Sementara aku berlayar melintasi Atlantik, teman-temanku di Amerika menghadapi tantangan mereka sendiri: membangun landasan atau alas tumpuan yang cukup besar dan kuat untukku. Proyek ini sangat mahal, dan penggalangan dana berjalan lambat. Tampaknya, rumahku mungkin tidak akan siap saat aku tiba. Namun, seorang penerbit surat kabar bernama Joseph Pulitzer punya ide cemerlang. Melalui surat kabarnya, The New York World, dia meminta semua orang untuk membantu, tidak peduli seberapa kecil sumbangan mereka. Dia secara khusus mengajak anak-anak di seluruh Amerika untuk menyumbangkan uang saku mereka. Ribuan orang, termasuk banyak anak-anak, mengirimkan koin mereka, dan sedikit demi sedikit, uang yang dibutuhkan pun terkumpul. Aku merasa sangat terharu bahwa rumahku dibangun oleh cinta dan kemurahan hati rakyat biasa.
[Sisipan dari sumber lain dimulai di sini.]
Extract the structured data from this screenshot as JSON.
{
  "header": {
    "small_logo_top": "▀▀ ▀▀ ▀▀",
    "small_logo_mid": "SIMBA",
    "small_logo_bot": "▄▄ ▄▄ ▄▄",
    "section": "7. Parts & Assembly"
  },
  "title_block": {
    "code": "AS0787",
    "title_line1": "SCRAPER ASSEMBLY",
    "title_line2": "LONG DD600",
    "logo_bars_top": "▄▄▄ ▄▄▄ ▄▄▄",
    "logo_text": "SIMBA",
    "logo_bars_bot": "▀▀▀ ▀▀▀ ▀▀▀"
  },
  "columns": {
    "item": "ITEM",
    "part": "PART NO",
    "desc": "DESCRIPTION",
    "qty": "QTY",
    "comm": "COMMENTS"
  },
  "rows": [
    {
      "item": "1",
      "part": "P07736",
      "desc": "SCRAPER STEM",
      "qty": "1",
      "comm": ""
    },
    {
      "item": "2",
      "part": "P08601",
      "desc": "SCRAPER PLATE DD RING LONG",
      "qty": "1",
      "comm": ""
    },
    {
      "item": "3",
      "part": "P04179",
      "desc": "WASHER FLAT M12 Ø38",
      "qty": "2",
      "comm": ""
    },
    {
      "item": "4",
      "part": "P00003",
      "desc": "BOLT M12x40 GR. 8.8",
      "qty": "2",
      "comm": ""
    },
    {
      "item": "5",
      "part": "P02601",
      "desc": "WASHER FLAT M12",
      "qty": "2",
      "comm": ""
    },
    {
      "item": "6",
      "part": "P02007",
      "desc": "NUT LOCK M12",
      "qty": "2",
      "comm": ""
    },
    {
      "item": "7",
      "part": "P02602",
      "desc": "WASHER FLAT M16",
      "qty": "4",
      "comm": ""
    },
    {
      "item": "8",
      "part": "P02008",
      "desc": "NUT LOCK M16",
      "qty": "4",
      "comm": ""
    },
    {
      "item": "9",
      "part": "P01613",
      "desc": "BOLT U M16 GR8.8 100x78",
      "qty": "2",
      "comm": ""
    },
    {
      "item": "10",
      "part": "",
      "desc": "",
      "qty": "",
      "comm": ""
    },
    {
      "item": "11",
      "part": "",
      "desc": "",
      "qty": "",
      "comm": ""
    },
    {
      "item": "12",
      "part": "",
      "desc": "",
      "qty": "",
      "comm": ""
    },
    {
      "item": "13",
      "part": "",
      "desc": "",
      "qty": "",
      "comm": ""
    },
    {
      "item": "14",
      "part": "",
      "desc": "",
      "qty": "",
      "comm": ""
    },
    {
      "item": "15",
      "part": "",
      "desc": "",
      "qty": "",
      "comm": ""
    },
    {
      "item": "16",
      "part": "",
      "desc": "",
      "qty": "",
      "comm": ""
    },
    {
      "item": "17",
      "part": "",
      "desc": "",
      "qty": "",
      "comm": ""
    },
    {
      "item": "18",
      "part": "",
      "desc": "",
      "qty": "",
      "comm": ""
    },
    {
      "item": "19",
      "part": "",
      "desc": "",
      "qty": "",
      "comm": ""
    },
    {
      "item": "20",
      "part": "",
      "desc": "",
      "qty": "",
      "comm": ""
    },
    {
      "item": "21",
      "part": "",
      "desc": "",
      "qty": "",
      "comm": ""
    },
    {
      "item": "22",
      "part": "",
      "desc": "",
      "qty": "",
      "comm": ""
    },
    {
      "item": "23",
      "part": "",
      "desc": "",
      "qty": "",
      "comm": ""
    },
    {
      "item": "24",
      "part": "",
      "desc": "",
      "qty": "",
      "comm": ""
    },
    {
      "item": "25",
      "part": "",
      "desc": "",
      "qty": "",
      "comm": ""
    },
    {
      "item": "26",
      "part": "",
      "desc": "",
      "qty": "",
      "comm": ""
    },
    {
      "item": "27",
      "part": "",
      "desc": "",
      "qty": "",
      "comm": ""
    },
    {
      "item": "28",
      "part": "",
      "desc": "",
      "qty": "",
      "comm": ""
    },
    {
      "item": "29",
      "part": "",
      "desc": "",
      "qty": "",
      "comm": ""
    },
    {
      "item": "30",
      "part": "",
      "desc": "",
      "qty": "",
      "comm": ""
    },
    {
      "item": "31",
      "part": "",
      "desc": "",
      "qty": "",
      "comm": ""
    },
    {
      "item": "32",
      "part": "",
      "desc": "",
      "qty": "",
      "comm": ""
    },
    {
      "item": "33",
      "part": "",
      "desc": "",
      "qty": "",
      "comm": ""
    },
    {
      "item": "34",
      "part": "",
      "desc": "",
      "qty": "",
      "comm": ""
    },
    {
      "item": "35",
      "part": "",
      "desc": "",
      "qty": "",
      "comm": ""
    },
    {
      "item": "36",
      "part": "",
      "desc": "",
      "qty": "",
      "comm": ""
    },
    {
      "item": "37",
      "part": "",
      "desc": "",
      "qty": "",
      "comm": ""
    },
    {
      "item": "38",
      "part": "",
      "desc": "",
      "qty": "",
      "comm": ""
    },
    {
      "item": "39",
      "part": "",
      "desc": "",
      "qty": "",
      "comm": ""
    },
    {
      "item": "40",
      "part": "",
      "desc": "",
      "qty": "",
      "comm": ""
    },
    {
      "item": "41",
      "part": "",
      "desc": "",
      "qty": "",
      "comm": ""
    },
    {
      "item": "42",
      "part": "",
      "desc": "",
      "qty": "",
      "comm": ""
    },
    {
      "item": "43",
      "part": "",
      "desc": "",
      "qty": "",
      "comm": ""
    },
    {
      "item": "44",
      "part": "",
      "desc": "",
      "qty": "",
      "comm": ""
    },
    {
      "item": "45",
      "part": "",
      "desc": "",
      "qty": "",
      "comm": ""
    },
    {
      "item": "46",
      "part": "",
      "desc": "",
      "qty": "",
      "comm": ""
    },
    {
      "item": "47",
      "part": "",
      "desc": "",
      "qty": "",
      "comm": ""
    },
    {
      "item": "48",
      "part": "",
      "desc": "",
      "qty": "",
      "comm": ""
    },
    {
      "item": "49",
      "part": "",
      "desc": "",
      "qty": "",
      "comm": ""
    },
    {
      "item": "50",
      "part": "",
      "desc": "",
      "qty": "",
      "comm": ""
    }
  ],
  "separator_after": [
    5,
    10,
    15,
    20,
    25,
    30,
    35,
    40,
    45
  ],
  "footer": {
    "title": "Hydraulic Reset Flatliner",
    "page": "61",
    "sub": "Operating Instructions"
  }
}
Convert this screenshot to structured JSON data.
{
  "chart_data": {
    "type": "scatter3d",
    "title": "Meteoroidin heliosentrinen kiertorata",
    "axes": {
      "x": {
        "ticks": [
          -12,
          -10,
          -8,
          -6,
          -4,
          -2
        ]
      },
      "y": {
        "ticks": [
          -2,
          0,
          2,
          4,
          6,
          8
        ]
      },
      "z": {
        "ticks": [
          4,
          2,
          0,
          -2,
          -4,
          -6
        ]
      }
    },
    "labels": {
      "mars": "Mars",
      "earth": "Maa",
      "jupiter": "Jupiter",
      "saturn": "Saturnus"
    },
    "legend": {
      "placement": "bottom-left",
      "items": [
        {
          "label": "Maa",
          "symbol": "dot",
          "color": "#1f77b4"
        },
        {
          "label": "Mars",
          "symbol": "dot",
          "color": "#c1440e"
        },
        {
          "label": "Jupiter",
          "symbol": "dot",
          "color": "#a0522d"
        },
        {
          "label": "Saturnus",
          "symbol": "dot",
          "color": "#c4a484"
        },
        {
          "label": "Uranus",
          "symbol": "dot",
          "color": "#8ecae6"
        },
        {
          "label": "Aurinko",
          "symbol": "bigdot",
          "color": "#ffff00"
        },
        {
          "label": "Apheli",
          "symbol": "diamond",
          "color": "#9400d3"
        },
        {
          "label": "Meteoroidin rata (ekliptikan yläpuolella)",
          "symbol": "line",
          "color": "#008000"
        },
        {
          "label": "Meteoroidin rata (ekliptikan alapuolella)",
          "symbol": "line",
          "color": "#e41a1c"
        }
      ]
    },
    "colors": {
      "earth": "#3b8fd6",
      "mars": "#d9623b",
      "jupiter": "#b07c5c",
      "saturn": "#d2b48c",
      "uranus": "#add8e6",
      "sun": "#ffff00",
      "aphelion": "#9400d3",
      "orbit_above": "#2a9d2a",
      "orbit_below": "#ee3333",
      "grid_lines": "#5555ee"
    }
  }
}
Ketika aku akhirnya tiba, proses pemasangan kembali diriku di atas landasan batu yang megah itu memakan waktu lebih dari setahun. Akhirnya, pada hari yang tak terlupakan, 28 Oktober 1886, aku diresmikan. Hari itu hujan dan berkabut, tetapi itu tidak menghentikan perayaan. Pelabuhan dipenuhi perahu yang bersorak-sorai, dan kerumunan besar orang bersorak saat selubung besar yang menutupi wajahku dilepaskan. Aku akhirnya berada di rumah.
Seiring berjalannya waktu, peranku tumbuh menjadi sesuatu yang bahkan lebih dalam. Aku menjadi pemandangan pertama Amerika bagi jutaan imigran yang tiba dengan kapal, melarikan diri dari kemiskinan dan penindasan di tanah air mereka. Bagi mereka, aku bukan hanya sebuah patung; aku adalah janji akan kehidupan baru, sebuah mercusuar harapan. Pada tahun 1903, sebuah plakat perunggu dipasang di landasanku, memberiku suara untuk selamanya. Plakat itu berisi kata-kata dari sebuah puisi indah berjudul "The New Colossus," yang ditulis oleh seorang penyair bernama Emma Lazarus. Puisinya berbunyi: "Berikan padaku orang-orangmu yang lelah, yang miskin, kumpulan massamu yang berdesakan yang merindukan kebebasan..." Kata-kata itu menjadi kredo-ku. Aku menjadi "Bunda Para Pengungsi". Hingga hari ini, aku masih berdiri tegak, memegang oborku tinggi-tinggi. Aku adalah pengingat abadi akan persahabatan antar bangsa, kekuatan persatuan, dan janji kebebasan bagi seluruh dunia.